The lodge was closed, and a faint light streamed out through the dotted white curtains. Lally crept close to the great gates formed of bronze spears tipped with gilt, like the gates of the Tuileries gardens at Paris, and pressing her face against the cool rods, looked up the avenue.

At the distance of half a mile or more, the great gray stone mansion sat throned upon a broad ridge of land, and lights flared from the wide uncurtained windows far upon the terrace, and the glass dome of flowers was all alight, and the stately old house looked to the homeless wanderer down by the gates like Paradise.

Her eager eyes searched the terrace, and then, inch by inch, the great tree-arched avenue.

Midway up the avenue, walking slowly, as lovers walk, she saw her young husband and Neva Wynde. With great jealous eyes she watched their progress through the shadows, and, when they paused in the stream of light upon the terrace, and Rufus Black bent low toward the heiress, a great flame leaped into poor Lally’s sombre eyes, and she caught her breath sharply.

The heiress and her suitor stood for some moments upon the terrace, unconscious of the eyes upon them. Rufus declined to go into the house that evening, alleging his agitation as an excuse. Neva took her small parcel which he had carried, and he seized her hand, uttering passionate words of love, and begging her to look favorably upon his suit. Then not waiting for an answer, he pressed her hand to his lips, and dashed down the avenue toward the gates, while Neva entered the house.

And all this the jealous, disowned wife saw, with her face growing death-like, and the flame burning yet more brightly in her sombre eyes.
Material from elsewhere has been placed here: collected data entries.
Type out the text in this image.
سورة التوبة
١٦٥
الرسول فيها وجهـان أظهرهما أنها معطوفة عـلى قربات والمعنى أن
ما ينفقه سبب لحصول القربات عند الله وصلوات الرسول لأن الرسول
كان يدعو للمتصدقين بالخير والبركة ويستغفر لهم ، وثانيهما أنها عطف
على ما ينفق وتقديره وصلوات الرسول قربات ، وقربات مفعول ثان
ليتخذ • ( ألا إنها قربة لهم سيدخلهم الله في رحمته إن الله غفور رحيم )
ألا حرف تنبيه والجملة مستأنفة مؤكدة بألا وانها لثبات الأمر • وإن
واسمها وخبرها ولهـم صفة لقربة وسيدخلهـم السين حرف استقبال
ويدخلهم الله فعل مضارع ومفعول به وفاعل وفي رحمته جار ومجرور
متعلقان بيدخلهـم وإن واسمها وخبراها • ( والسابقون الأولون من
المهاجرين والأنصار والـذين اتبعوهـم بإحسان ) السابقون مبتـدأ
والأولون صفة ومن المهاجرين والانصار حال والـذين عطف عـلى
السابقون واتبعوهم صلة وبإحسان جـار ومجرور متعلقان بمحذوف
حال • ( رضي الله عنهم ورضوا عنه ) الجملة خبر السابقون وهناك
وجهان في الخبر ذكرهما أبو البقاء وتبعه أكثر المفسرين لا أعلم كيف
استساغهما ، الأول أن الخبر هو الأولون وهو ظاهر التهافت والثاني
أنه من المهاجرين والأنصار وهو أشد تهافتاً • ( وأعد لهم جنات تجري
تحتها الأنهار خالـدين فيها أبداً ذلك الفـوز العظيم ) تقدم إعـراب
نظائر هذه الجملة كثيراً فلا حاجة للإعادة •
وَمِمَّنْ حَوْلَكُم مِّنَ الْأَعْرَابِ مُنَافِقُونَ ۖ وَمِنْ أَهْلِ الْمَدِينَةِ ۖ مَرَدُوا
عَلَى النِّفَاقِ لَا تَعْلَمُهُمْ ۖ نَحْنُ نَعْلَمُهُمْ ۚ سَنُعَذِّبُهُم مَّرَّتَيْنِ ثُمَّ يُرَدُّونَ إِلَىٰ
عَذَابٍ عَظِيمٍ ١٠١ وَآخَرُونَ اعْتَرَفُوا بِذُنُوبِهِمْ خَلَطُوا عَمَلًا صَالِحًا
“She has accepted him,” she muttered. “She will not take the week to consider his suit. They are betrothed. I was sure she lived here. Perhaps she owns the place, and he will be its master. They will both be rich and happy and beloved, while I—Ah, how swiftly he comes! He walked like that the night I accepted him. But I am not his wife; I never was, even when I thought myself so. He must not see me. No shadow from the past must darken his happy life—his and hers. It is all over—all over—and I shall never see his face again!”

With one last, long lingering look, and a sob that came from her very soul, she turned and sped down the road like a mad creature—away from Wyndham, and Rufus, and all her hopes—going, ah, where?

And Rufus, with his new love-dream glowing in his soul, came out of the Hawkhurst grounds, and hurried toward his inn, never dreaming how near he had been to his lost wife, nor how surely he had lost her.